In 1792 Bernhard von Türckheim was appointed mayor of Strasbourg, albeit serving only briefly. Political instability had been on the rise as the outbreak of revolution in Paris had radiated out across various parts of France, and a few months later he was deposed from the office. The family appear to have retreated to the countryside, living quietly on the little farm they owned at Postroff, a mountain village a day's ride to the north-west of Strasbourg. However, as the savage tide of violence spread to the countryside, fearing arrest, on 6 July 1794 Bernhard managed to escape via Saarbrücken. Dressed as a simple country farmers' wife, Lili took her children and made her way past the frontier posts set up by the revolutionary authorities, meeting up with her husband at Mannheim. The family settled in Heidelberg. They had lost their position of wealth and privilege, but despite the sudden poverty Lili was apparently able to embark on the life of a penniless housewife while remaining cheerful to be alive. Later they relocated to Erlangen. As matters turned out, their enforced exile did not have much longer to run, however. In Paris Robespierre fell from power in July 1794. A powerful mood of revulsion against the blood letting took hold. Bernhard von Türckheim, learning that he had not been listed as a "wanted emigrant", felt able to return to Strasburg in June 1795. At the end of September 1795 Lili and the children, travelling via Stuttgart and Basel, were able to join him. According to one source, during their time in Germany she had also been able to spend a few weeks in Frankfurt.

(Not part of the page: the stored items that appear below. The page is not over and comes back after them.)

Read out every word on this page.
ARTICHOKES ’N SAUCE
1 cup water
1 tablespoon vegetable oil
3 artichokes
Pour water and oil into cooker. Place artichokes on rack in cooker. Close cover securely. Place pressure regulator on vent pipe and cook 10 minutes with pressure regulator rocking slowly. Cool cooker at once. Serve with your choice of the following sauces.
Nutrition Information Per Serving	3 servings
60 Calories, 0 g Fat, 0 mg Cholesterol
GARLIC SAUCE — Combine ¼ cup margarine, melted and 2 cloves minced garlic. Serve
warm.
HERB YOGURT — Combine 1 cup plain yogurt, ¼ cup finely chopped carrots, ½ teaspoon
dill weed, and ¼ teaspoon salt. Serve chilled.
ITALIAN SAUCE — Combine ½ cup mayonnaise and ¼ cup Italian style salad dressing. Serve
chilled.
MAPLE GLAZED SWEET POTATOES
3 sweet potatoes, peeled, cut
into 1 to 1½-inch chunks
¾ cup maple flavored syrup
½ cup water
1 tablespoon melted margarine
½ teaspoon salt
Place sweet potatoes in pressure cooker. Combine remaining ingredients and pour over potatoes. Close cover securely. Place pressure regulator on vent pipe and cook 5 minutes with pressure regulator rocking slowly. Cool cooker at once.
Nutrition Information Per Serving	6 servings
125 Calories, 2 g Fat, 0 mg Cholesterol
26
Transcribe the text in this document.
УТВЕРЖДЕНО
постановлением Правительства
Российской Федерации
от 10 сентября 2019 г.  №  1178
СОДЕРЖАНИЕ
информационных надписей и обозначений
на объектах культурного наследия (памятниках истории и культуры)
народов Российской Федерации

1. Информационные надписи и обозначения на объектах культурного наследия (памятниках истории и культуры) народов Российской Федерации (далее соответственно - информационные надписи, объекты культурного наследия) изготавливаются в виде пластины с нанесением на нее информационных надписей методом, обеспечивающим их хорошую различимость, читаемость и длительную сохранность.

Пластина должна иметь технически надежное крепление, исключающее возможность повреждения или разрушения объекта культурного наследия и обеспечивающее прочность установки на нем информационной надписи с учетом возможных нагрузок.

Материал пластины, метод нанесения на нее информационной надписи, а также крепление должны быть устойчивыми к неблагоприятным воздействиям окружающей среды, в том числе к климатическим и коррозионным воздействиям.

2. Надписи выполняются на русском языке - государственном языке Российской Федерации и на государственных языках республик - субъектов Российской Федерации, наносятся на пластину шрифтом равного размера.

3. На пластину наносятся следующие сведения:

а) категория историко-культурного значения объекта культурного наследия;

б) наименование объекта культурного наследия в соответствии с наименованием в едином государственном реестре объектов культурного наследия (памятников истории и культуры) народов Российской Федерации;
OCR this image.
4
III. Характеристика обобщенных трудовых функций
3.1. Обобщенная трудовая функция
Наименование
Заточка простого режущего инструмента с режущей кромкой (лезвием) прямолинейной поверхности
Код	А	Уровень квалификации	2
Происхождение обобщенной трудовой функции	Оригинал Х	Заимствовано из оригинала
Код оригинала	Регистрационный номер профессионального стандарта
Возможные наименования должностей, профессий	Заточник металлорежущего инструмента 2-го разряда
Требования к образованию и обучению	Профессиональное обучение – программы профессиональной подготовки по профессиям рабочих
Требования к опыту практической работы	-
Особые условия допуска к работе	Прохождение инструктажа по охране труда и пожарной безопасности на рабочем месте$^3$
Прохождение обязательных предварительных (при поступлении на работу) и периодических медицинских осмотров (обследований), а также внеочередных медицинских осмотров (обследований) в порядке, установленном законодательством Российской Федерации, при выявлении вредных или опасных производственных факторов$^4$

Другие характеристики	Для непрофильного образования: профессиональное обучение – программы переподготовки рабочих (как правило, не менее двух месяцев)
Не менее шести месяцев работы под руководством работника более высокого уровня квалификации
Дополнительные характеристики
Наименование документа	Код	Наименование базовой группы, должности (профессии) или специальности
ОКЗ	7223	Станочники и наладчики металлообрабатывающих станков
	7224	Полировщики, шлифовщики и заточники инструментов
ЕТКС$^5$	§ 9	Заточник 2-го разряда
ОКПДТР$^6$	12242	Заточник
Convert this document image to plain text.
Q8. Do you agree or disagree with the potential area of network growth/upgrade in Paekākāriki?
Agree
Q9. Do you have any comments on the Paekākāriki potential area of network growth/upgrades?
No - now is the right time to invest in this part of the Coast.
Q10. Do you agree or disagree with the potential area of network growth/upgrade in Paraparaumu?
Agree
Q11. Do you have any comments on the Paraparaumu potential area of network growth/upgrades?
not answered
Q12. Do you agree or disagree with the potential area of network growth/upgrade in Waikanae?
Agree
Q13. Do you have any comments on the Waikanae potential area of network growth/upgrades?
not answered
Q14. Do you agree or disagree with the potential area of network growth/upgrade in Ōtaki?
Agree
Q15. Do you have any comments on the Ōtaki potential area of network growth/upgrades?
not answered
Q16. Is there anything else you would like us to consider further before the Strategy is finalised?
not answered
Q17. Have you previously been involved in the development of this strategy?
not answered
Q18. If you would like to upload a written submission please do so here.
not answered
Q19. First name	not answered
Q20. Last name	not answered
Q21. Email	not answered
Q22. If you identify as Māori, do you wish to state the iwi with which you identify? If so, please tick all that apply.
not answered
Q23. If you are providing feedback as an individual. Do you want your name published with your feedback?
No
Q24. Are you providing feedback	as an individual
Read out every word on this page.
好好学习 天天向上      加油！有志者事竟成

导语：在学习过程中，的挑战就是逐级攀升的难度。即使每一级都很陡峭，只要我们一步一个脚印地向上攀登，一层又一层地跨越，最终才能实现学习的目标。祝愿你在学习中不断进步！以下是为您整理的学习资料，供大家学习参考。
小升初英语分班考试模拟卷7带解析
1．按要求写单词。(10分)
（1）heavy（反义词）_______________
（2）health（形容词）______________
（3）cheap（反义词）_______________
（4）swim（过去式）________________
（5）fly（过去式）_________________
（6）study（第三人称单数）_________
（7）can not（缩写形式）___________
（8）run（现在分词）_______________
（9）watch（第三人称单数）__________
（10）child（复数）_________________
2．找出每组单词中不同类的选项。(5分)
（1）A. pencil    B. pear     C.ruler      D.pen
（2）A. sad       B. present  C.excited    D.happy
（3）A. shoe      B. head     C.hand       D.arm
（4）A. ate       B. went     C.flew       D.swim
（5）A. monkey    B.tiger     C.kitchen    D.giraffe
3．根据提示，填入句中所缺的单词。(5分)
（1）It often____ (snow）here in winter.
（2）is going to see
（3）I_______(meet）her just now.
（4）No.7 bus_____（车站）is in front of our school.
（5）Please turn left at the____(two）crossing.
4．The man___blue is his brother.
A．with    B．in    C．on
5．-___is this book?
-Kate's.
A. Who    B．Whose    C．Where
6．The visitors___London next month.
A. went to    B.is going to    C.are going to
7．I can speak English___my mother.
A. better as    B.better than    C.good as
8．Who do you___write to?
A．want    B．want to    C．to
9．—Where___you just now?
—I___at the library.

Over the next few years, the Türckheims were able to restore much of their former wealth. Bernhard had grown up in a tradition of public service and as an admirer of Necker: at one stage he was given a job as Finance Minister in Baden, though the appointment proved to be of short duration. Later, following the restoration, he would be elected to the national parliament three times. Lili remained focused on bringing up the children. According to one source it was in 1800 that their eldest daughter, also (confusingly) called Lili, married: von Türckheim was able to acquire the Krautergersheim estate on the north side of Strasbourg which is where he and his wife, from now on, appear to have lived. During the early years of the nineteenth century she entered into a renewed correspondence with Goethe. Goethe was by this time in a position of some political power and influence at the Court of Weimar, and Lili's principal purpose in contacting her former lover appears to have been to request (without success) his protection for a young acquaintance. From Goethe's diary entry of 1. October 1806 it is also apparent that she mentioned to him her younger son William, who at the time was participating as a Hussar Lieutenant in Napoleon's campaigns in Germany, Spain and Russia. (William survived the experience.)

Aged 58, "Lilli" von Türckheim died at Krautergersheim on 6 May 1817. She was buried alongside her husband in the heart of the village in a little chapel which has subsequently acquired the address 12, Rue Clemenceau.